Doyle Lawson & Quicksilver – Help Is On The Way
Though it’s been barely a year since Doyle Lawson & Quicksilver’s last release, there’s been a thorough change in personnel, with but one member remaining. Three departing musicians, including longtimer Jamie Dailey, have been replaced, and for the first time, a sixth player has been added (resonator guitarist Josh Swift).
In some spheres, such changes would guarantee a significant shift in sound and style, but not here. Lawson has recorded nearly a score of all-gospel projects since 1981’s Rock My Soul — not to mention an almost equal number of mostly secular bluegrass ones — and while the Quicksilver sound has gone through some mutations, Doyle keeps a firm hand on the reins. In that respect, then, while there are variations in vocal tones and arrangement approaches, the underlying foundation is unmistakable and instantly identifiable, with new members Alan Johnson (fiddle), Carl White (bass) and Joey Cox (banjo) easily finding (or being given) places therein.
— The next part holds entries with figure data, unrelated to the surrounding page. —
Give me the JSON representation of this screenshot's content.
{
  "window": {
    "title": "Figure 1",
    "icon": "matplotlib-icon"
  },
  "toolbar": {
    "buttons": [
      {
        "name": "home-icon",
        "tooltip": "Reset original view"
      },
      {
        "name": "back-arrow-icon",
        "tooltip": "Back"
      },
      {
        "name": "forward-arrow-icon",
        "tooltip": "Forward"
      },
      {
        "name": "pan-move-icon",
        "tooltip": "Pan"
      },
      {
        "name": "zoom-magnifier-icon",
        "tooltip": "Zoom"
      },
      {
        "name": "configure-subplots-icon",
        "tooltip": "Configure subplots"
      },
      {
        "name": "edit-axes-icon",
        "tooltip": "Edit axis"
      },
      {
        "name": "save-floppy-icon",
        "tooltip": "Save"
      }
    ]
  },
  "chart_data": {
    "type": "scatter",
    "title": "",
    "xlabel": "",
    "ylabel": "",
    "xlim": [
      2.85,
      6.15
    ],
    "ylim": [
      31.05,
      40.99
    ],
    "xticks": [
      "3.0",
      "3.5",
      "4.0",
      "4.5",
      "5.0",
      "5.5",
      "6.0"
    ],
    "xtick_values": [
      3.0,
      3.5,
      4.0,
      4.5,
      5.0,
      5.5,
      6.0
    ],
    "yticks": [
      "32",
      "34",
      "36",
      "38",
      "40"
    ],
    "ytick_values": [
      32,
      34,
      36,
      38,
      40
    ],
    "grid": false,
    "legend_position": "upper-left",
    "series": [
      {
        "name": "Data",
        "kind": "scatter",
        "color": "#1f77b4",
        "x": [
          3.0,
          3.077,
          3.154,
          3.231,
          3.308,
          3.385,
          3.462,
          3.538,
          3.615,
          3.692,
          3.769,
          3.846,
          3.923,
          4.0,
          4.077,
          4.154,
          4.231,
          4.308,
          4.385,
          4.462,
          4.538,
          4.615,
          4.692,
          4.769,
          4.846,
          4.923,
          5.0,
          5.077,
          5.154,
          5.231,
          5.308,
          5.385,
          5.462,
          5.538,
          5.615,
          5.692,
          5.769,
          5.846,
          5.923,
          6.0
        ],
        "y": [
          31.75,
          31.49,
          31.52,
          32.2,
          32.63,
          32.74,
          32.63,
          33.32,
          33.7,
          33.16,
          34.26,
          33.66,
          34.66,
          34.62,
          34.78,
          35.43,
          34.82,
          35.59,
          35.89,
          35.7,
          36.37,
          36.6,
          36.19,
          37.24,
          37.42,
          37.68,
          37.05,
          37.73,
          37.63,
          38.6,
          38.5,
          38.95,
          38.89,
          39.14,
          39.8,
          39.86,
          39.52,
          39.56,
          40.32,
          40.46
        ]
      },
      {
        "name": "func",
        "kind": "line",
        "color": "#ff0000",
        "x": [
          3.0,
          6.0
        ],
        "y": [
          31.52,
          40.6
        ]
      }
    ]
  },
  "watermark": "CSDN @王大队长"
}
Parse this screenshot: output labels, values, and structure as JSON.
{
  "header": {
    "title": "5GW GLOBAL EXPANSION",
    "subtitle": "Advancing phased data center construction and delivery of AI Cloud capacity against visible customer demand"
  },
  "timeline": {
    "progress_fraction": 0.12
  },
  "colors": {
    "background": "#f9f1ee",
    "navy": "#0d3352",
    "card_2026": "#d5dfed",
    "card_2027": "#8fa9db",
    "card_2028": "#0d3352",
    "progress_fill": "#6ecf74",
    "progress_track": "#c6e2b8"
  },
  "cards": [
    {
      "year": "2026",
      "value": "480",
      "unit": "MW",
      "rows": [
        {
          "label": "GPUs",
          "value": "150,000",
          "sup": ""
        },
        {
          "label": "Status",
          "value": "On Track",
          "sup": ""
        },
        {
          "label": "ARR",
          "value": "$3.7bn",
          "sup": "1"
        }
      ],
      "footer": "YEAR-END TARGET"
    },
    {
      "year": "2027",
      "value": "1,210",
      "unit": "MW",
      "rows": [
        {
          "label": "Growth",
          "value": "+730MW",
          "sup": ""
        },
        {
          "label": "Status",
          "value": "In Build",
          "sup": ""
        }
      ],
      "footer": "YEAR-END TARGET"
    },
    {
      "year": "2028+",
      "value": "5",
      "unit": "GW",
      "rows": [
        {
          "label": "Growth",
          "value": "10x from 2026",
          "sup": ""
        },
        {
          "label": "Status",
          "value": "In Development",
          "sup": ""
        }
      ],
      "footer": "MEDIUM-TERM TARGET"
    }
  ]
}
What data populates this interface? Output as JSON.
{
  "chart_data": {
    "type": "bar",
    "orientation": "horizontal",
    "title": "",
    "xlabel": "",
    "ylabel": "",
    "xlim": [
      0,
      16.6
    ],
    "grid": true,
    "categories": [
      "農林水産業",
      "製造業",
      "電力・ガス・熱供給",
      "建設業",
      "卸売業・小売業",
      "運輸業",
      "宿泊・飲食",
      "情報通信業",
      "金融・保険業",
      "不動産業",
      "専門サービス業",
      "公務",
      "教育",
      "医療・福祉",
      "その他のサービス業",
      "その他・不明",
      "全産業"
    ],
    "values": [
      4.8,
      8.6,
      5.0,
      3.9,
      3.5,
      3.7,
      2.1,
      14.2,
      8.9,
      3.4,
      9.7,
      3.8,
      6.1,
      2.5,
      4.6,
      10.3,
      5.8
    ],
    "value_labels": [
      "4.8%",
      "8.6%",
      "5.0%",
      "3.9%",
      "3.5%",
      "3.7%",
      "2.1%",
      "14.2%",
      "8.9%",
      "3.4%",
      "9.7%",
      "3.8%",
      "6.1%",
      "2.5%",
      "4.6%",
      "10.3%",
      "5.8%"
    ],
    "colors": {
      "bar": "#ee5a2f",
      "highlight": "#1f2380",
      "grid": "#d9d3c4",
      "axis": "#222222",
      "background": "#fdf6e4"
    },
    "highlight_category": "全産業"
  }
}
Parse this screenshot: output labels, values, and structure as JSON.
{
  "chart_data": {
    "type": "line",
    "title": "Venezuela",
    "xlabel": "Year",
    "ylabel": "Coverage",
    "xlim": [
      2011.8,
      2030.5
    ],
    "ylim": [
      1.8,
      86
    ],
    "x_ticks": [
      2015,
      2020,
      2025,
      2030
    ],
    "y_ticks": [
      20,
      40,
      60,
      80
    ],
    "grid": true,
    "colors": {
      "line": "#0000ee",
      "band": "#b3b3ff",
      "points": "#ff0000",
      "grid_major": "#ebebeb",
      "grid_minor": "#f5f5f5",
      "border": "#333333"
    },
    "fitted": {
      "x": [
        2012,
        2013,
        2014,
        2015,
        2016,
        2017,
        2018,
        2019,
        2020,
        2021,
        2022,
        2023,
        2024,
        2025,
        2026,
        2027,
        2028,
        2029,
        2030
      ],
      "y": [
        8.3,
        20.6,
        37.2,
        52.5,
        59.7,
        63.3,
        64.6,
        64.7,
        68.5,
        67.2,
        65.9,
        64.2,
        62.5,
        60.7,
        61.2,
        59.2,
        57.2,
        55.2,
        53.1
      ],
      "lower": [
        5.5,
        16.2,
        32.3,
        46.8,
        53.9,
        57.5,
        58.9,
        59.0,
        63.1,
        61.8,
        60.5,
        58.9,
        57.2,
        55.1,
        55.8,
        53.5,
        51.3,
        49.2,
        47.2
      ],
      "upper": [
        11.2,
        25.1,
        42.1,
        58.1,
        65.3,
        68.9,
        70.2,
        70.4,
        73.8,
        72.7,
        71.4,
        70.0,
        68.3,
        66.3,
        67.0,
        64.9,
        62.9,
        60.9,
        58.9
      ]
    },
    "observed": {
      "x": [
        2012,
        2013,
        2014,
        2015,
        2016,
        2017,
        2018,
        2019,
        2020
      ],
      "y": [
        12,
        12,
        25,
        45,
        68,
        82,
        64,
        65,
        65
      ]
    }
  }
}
This kind of top-down approach may be hard for some roots-music fans to swallow, and so too can be the Quicksilver sound itself, for its brilliance is the result of some mighty intensive polishing. Though they spring from the same sources and are in every meaningful respect equally authentic, there’s a big distance between the raw heterophony of a Ralph Stanley gospel quartet and the refinement of a Quicksilver number, and those seeking the former may well be disappointed by the latter.
At the end of the day, though, that’s their problem, not Lawson’s. Heading for his 30th anniversary as a bandleader, he’s an inescapably important figure in bluegrass, not least for the exemplary blend of precision and passion that’s to be found on Help Is On The Way.